Aku akan memanggilnya “Satsuki-kun” dan dia akan memanggilku “Yayoi-san” sebagai balasannya…
Aku akan sangat menyesal untuk mengucapkan selamat tinggal padanya, jadi aku akan terus menyapanya sampai aku gak bisa melihatnya lagi dan-
"… Lagi!? Ya Tuhan!"
Aku merasa malu ketika aku berfantasi tentang perkembangan konyol seperti manga Shoujo.
Aku berguling-guling di tempat tidur.
Aku berbaring telungkup di atas bantal dan memanggil namanya untuk mencoba.
"Satsuki-kun..."
Aku tak akan pernah bisa mengatakan nama itu di depannya.
Pergi ke SMA di tahun kedua menjadi sedikit lebih menyenangkan. Itu karena aku bertemu Satsuki-kun setiap hari.
Akku ingin berbicara lebih banyak dengannya dan tahu lebih banyak tentangnya.
Aku berharap bisa melihat Satsuki-kun besok sama seperti aku juga berharap matahari terbit besok.
Kehidupan sekolahku cukup tenang sejauh ini. Gak ada yang bisa mencoba untuk berbicara denganku dan aku harus menutup telingaku setiap kali mereka melakukannya.
Aku telah hidup di dunia tanpa suara, benar-benar terputus dari sekelilingku, tapi setelah bertemu Satsuki-kun, ada suara aneh yang keluar dari hatiku yang belum pernah kudengar sebelumnya.
Ini seperti hatiku meneriakan sesuatu, suara semacam itu…

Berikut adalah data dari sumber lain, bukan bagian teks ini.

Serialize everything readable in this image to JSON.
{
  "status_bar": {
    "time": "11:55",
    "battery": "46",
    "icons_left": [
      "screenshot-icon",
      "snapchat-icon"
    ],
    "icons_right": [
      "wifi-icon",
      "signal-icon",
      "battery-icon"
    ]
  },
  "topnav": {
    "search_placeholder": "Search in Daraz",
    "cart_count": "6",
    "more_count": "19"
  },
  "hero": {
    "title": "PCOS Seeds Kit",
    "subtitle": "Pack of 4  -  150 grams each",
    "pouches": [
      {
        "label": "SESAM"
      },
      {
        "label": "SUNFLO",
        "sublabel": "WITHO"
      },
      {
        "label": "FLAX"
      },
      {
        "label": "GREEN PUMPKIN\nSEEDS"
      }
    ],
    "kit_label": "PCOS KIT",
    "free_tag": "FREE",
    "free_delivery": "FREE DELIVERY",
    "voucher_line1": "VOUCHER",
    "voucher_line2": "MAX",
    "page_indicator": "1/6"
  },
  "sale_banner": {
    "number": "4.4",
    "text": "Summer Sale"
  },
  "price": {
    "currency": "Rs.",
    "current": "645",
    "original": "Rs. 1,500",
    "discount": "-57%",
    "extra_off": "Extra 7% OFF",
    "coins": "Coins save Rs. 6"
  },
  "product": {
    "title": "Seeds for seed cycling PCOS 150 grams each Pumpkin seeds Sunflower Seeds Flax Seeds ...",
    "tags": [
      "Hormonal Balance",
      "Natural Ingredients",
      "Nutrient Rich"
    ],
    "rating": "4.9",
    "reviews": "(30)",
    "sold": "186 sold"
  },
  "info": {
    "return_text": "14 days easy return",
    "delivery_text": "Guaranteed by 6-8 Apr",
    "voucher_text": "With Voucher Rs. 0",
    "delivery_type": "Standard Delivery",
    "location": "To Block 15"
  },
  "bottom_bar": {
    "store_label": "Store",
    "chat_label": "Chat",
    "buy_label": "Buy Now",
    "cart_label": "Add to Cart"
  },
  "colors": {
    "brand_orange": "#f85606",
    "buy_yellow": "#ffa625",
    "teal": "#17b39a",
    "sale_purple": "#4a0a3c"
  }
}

Aku menyadari kalau aku memiliki perasaan yang gak aku ketahui sebelumnya.
Tapi ini hanya sebuah impian. Sebuah fantasi yang nyaman.
Aku mendongak dari bantal dan kenyataan menyelimutiku lagi.
Agen Yayoi Kinoshita.
Aku seorang agen sebelum aku seorang gadis SMA.
Sudah setengah tahun sejak aku bertemu Satsuki-kun, dan sekarang kami berada di kelas yang sama, jarak fisik di antara kami menjadi sedikit lebih pendek. Namun pada kenyataannya, jarak di antara kami hanya membuat kami semakin jauh.
Ini adalah dinding antara impian dan kenyataan.
Aku selalu menyerahkan sesuatu dalam hidupku untuk menjadi agen.
Aku sudah menahan apa yang ingin kulakukan begitu lama sehingga aku bahkan gak tahu lagi apa yang ingin kulakukan.
Aku ingat wajahku yang membeku seperti es ketika aku melihat ke cermin sebelumnya.
Jika aku bukan seorang agen, bisakah aku tertawa lebih normal, melakukan apa yang kuinginkan dan menjadi gadis SMA normal?
Aku akan berpura-pura kalau ini bukan penyesalan atau kekhawatiran, hanya keinginan yang biasa.
Hanya kehangatan tangan kiri Satsuki-kun, yang kusentuh dengan lembut, tiba-tiba kembali padaku.
Aku gak ingin ada yang tahu tentang panas ini, aku gak ingin itu hilang dariku. Aku meremas tanganku erat-erat dan membenamkan wajahku di bantal lagi.
Gak ada yang bisa kulakukan, tetapi aku berharap besok aku bisa lebih dekat dengannya.